One of the reasons why Opiates would be given out in a medical facility is because, the individual needs it to for pain and anxiety reduction. The sad part is, a good number of people have bastardized the usage, because of the euphoria it gives.

People are insatiable, and they would at one point or the other need an enhanced form of pleasure, so they would seek out opiates themselves.

All it requires for Opiates addiction to set in, is to take an extra dosage. The euphoria experienced at this point would be surreal, until the individual gets used to it.

Then, there is a need for a higher dosage than the previous one. This leads to a cycle where the individual is unable to get enough of the pleasure that Opiates gives.

Then, he or she seeks to combine it with other medications like Naltrexone and Fentanyl, hoping that the resultant effect would be massive.

Opiate addicts find it hard to break free from this form of addiction. To start with, a good number of them would not agree with you that they are addicted, even though the signs are so glaring.

For Opiates addicts, the nerve receptors adapt, and resistance is provided for the drugs, which requires higher doses than the former.
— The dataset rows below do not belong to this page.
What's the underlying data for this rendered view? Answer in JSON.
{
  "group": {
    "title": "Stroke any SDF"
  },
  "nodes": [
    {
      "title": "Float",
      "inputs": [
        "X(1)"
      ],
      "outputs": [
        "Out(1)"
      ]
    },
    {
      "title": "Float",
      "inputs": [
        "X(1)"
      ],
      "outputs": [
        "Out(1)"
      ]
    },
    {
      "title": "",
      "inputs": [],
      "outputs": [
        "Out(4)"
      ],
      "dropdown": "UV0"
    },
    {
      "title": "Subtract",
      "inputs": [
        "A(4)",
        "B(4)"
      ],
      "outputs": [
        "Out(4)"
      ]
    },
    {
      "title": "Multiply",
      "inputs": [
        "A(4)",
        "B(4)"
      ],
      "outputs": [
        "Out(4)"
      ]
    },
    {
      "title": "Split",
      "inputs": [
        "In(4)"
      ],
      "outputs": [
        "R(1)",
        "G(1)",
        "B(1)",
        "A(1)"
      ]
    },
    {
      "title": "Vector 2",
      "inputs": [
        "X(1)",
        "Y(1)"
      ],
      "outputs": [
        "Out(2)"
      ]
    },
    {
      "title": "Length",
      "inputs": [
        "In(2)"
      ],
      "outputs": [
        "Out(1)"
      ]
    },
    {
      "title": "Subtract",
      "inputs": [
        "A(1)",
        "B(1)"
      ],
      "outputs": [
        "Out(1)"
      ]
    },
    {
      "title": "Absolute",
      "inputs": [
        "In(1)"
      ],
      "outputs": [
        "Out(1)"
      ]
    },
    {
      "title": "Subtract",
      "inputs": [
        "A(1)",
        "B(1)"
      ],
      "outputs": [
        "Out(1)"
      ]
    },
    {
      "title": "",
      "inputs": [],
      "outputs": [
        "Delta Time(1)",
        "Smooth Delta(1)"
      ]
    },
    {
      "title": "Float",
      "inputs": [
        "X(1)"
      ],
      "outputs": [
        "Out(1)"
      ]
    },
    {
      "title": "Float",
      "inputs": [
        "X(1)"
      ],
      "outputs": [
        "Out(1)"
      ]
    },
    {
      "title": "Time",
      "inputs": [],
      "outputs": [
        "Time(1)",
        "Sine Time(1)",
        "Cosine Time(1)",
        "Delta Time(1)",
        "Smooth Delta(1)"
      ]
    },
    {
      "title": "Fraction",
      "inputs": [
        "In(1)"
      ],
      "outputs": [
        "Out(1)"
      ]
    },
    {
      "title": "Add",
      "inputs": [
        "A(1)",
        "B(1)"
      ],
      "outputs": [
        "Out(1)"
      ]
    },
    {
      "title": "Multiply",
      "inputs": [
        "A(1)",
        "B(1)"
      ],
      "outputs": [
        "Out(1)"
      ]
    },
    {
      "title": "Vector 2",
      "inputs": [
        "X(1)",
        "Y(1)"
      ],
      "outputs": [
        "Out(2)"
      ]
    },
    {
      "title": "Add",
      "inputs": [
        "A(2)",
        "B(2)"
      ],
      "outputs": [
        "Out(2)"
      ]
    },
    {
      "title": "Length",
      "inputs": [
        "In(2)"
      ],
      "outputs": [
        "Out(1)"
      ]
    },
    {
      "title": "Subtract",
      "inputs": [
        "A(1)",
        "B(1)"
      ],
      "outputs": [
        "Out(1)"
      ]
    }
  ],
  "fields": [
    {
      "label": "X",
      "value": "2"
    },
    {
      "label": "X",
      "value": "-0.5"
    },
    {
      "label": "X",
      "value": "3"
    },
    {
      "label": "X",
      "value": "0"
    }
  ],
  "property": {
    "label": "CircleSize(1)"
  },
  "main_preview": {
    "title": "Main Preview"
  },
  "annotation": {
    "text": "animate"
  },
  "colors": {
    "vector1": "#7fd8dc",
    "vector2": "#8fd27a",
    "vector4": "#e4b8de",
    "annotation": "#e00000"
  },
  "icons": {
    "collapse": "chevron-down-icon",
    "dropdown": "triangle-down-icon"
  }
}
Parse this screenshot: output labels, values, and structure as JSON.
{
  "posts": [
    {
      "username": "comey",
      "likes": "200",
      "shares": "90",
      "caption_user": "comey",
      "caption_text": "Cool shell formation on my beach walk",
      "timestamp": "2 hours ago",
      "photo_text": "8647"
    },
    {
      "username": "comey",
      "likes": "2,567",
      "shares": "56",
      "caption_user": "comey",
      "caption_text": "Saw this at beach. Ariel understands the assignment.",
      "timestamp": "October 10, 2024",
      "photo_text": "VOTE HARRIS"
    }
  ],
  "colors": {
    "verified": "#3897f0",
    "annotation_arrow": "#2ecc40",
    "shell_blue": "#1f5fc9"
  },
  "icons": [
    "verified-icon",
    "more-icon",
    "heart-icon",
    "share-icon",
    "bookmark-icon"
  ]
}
However, the striking part about all this is, not everyone who overdoses Opiates are addicted. They do not experience the withdrawal symptoms.

The first phase of treatment for Opiates addiction, is detoxification. This is basically the process of eliminating the accumulation of toxins that are harmful to the body.

These toxins are responsible for the appearance of certain withdrawal symptoms that are unpleasant to the body.

Hence, when the individual undergoes detoxification, it would be easy to manage these symptoms because the toxins have been eliminated. A good number of expected symptoms are: Anxiety, Diarrhea, Vomiting and the likes.

In the Opiate addiction process, it is necessary for everyone to have a counselor who would stand by them all through.